Unemployment rate is the proportion of the labour
force that is unemployed. The unemployed are persons who are currently
without work, who are seeking or have sought work recently, and
who are currently available for work. The base for these statistics
is the labour force (the economically active portion of the population),
not the total population.
The International Conference of Labour Statisticians
adopted the following definition of the unemployed as an international
recommendation in 1982:
All persons who during the reference period were: (1) "without
work", that is, were not in paid employment or self-employment
as specified by the international definition of employment; (2)
"currently available for work", that is, were available
for paid employment or self-employment during the reference period;
or (3) "seeking work", that is, had taken specific steps
in a specified recent period to seek paid employment or self-employment.

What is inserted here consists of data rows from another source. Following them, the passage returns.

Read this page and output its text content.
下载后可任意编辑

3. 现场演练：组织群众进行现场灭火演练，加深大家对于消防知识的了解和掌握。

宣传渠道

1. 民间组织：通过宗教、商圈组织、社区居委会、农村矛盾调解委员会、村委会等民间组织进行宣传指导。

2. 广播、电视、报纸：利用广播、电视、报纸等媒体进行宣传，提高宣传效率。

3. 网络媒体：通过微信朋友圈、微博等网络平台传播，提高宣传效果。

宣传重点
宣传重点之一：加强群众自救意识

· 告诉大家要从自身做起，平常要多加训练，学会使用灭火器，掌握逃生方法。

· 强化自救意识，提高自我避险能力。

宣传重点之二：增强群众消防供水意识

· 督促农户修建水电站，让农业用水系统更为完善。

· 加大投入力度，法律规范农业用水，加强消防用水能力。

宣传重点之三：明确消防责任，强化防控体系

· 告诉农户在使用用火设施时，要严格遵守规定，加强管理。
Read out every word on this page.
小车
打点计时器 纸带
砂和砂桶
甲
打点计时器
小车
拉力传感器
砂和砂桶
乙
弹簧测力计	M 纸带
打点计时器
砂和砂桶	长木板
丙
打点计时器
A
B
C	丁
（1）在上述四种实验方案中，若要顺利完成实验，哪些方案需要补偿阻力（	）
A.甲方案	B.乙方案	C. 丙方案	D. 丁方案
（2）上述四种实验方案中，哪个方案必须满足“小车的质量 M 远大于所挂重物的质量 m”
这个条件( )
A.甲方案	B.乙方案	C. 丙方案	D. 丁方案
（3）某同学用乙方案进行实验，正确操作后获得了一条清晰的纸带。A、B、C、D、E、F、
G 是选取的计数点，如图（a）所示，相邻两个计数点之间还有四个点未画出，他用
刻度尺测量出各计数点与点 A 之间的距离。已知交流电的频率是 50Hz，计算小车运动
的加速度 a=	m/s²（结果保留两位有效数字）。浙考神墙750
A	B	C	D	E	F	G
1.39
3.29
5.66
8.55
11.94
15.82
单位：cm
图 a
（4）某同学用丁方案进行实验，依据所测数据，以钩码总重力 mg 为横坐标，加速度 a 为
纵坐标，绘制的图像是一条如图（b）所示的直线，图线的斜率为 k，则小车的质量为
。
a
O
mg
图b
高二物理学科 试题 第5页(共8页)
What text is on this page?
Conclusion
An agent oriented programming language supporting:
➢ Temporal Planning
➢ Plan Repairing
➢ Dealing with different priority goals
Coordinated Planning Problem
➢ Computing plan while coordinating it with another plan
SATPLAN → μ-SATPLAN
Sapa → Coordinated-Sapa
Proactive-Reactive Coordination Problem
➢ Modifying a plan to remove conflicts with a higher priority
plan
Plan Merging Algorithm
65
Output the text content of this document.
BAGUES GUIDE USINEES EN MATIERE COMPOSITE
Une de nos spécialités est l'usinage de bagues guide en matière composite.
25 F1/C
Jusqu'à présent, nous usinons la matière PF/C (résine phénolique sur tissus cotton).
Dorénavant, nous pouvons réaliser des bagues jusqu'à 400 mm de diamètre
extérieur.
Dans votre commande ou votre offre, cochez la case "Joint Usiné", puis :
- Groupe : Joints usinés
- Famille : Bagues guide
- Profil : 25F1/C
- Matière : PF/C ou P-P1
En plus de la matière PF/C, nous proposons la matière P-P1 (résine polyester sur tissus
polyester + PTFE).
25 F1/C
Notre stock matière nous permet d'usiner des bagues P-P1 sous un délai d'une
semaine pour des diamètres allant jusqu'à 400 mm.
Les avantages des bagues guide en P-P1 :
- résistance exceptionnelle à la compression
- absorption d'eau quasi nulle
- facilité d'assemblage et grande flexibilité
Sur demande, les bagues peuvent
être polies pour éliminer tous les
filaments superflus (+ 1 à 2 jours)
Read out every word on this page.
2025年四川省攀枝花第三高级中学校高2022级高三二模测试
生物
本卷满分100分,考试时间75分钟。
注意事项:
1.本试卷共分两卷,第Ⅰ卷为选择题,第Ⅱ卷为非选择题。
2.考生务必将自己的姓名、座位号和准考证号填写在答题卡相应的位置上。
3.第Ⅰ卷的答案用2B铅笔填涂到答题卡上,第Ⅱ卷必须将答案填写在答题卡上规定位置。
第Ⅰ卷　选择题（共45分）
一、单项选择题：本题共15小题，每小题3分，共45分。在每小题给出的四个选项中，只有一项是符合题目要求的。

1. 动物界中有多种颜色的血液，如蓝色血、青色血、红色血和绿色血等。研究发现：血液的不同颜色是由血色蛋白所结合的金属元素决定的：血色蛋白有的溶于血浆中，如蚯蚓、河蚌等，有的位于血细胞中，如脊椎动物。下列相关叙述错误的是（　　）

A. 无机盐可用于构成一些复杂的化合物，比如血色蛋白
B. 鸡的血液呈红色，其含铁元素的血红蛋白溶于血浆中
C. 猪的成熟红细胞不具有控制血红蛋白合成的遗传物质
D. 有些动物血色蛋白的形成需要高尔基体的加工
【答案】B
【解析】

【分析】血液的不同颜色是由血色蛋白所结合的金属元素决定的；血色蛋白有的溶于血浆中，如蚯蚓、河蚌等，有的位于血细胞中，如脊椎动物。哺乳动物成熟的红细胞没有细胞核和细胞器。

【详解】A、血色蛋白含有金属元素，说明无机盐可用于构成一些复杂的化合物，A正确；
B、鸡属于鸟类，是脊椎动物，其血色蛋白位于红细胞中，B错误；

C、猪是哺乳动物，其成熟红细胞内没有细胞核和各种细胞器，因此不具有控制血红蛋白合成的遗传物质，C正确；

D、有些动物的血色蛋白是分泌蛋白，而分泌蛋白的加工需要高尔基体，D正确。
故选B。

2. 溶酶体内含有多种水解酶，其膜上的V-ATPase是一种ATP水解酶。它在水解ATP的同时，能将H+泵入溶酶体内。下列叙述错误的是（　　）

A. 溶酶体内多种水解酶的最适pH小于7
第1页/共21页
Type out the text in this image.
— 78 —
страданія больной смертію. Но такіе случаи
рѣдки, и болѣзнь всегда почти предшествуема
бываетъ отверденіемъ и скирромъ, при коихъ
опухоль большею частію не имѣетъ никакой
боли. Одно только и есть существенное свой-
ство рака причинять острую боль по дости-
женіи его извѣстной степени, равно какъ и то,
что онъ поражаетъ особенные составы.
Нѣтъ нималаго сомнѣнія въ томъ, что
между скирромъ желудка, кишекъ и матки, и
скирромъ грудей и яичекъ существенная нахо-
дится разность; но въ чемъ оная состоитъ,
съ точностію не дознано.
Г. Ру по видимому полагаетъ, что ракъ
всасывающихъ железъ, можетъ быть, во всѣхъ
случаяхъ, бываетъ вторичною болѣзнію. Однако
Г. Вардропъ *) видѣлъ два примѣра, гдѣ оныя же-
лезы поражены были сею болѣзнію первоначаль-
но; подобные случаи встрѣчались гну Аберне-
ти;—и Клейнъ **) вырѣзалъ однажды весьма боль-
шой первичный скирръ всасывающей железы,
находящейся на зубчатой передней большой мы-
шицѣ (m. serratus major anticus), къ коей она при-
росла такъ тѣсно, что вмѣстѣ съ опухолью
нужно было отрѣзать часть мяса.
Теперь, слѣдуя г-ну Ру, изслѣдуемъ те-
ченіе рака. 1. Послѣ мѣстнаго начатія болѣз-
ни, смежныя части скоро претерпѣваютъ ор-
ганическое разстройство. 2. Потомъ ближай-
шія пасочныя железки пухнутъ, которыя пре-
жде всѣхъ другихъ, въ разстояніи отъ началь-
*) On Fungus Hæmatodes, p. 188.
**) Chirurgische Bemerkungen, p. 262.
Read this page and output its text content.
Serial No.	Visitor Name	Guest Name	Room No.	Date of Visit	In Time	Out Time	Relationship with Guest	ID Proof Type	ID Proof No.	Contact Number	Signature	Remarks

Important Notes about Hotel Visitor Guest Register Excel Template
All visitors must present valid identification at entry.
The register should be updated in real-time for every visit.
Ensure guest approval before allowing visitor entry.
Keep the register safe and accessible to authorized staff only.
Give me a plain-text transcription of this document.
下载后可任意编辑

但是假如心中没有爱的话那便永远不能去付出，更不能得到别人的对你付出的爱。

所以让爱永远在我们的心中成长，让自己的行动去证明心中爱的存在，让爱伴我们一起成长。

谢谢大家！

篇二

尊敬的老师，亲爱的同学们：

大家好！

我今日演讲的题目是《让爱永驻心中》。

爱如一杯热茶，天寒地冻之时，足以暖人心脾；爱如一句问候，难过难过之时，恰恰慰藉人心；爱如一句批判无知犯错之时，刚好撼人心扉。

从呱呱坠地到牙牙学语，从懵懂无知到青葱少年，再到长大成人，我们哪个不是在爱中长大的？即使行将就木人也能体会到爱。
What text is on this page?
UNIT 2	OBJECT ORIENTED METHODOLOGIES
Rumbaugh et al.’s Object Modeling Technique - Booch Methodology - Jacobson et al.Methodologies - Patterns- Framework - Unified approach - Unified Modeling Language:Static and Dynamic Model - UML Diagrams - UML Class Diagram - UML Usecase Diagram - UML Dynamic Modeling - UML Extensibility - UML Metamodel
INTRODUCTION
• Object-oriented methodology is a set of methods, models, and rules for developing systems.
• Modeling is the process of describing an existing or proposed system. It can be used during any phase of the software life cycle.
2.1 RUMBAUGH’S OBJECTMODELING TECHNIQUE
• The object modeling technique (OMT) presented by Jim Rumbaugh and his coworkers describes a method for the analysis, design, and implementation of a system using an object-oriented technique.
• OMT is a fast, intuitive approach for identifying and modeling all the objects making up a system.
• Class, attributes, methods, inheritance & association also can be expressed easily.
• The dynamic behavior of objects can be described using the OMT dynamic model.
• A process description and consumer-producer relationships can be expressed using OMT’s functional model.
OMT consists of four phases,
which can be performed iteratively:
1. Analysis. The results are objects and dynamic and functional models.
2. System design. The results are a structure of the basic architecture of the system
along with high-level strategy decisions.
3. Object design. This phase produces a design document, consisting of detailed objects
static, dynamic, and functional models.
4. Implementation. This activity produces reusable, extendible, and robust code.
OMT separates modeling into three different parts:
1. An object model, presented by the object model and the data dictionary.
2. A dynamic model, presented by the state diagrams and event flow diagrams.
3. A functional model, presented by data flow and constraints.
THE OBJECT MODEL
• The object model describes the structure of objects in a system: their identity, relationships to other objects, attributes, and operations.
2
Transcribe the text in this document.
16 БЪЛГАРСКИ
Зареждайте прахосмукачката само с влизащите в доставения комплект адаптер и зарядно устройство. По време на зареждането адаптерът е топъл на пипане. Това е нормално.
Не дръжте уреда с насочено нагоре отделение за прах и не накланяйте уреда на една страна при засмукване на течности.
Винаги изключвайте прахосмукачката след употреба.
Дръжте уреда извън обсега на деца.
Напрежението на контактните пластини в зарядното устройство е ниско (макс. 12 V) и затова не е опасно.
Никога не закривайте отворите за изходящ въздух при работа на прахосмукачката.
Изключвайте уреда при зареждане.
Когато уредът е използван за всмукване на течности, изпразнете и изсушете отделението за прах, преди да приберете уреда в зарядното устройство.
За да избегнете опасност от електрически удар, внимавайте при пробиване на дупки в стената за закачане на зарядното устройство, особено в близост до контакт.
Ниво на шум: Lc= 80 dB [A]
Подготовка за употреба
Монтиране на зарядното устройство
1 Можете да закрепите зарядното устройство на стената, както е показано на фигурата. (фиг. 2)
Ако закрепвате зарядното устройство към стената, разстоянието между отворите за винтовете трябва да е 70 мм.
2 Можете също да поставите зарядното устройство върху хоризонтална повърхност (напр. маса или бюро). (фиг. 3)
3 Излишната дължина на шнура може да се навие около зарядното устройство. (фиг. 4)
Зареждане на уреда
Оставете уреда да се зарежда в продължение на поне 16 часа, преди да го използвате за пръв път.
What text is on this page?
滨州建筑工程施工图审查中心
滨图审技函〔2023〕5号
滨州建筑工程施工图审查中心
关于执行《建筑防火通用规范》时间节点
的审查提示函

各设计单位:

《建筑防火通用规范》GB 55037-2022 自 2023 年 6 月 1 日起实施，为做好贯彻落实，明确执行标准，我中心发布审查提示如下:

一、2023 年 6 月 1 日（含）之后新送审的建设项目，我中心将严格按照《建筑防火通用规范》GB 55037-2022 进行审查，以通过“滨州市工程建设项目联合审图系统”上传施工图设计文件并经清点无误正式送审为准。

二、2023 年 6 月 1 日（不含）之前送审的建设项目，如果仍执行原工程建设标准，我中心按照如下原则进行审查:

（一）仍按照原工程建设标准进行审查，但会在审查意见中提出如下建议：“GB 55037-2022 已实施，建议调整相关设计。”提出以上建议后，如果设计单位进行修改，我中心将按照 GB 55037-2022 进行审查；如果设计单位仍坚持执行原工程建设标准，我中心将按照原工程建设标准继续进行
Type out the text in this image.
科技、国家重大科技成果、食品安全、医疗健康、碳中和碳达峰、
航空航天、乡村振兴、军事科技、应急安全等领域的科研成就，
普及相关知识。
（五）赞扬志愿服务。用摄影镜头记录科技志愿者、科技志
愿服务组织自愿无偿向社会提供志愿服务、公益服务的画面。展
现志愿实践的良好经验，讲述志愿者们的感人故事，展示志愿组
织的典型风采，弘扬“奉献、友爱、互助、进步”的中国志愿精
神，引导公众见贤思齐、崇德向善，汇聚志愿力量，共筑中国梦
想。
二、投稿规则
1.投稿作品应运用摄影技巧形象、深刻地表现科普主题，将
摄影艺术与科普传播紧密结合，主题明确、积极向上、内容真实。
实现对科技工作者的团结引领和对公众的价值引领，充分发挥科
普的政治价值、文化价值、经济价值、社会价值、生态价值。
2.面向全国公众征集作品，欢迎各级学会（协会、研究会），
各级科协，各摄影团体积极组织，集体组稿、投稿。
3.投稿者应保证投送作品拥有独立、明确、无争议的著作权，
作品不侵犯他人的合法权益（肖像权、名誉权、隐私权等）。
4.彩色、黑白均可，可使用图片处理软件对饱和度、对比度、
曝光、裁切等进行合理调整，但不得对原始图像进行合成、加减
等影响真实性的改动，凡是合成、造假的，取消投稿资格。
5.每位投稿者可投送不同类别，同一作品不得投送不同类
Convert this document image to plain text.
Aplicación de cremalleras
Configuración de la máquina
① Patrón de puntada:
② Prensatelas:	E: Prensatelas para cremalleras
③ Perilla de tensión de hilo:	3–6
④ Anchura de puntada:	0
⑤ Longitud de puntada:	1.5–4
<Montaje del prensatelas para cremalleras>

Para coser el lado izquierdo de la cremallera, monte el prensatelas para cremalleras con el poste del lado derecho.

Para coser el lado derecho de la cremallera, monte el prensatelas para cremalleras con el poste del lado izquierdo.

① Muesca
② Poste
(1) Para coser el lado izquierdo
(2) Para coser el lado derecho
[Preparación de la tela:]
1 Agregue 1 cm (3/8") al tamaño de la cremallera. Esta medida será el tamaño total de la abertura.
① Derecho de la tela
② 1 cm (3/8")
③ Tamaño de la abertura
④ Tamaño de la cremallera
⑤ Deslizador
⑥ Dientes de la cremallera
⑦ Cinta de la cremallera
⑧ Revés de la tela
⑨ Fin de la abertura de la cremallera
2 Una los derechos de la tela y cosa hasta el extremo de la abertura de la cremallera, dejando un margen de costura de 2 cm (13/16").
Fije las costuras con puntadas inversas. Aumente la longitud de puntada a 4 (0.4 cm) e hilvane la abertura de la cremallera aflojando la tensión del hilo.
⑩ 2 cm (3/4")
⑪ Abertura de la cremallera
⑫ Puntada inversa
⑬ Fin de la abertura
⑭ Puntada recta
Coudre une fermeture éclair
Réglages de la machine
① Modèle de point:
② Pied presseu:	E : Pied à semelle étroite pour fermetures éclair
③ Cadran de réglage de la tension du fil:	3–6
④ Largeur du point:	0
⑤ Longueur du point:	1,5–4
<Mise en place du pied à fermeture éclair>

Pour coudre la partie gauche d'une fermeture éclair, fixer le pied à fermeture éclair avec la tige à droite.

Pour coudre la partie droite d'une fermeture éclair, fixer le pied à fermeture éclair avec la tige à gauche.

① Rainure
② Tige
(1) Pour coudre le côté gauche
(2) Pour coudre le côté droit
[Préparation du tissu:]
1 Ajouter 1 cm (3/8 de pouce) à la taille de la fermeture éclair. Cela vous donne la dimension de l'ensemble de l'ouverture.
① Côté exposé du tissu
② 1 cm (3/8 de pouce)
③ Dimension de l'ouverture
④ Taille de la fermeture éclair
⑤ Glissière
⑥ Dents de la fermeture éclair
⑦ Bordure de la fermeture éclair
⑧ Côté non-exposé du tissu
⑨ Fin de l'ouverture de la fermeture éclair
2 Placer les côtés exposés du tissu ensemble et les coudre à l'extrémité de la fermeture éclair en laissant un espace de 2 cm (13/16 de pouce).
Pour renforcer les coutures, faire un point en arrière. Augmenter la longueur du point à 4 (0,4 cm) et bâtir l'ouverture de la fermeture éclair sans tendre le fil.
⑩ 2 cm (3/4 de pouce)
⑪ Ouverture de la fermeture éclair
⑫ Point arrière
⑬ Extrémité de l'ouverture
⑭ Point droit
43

However, many persons without work--women more
than men--do not take active steps to "seek work" if
they believe none is available. In rural areas, employment opportunities
may be particularly limited, especially for women and outside
seasonal harvesting periods. Also in rural areas and among women
in many countries, persons not working do not have easy access
to formal channels for seeking employment and women often face
social and cultural barriers when looking for a job. In such circumstances
the "seeking work" criterion should be relaxed, though
this is not often done in national surveys.
In developing countries, the number of workers
covered by unemployment insurance or other assistance is limited.
Under these conditions very few people can afford to be unemployed
for any period of time. The majority of the population must be
engaged at all times in some economic activity, however inadequate
it may be. So, although they may also be seeking other or additional
work, they will not be counted as unemployed. Women, who more
often than men are engaged in activities within the household,
grow food in the family plot or work as seasonal agricultural
workers, are economically active and should be counted as "employed"
according to the standard definition of economic activity. But
their situation in terms of income, use of skills and productivity
might be closer to unemployment than to employment.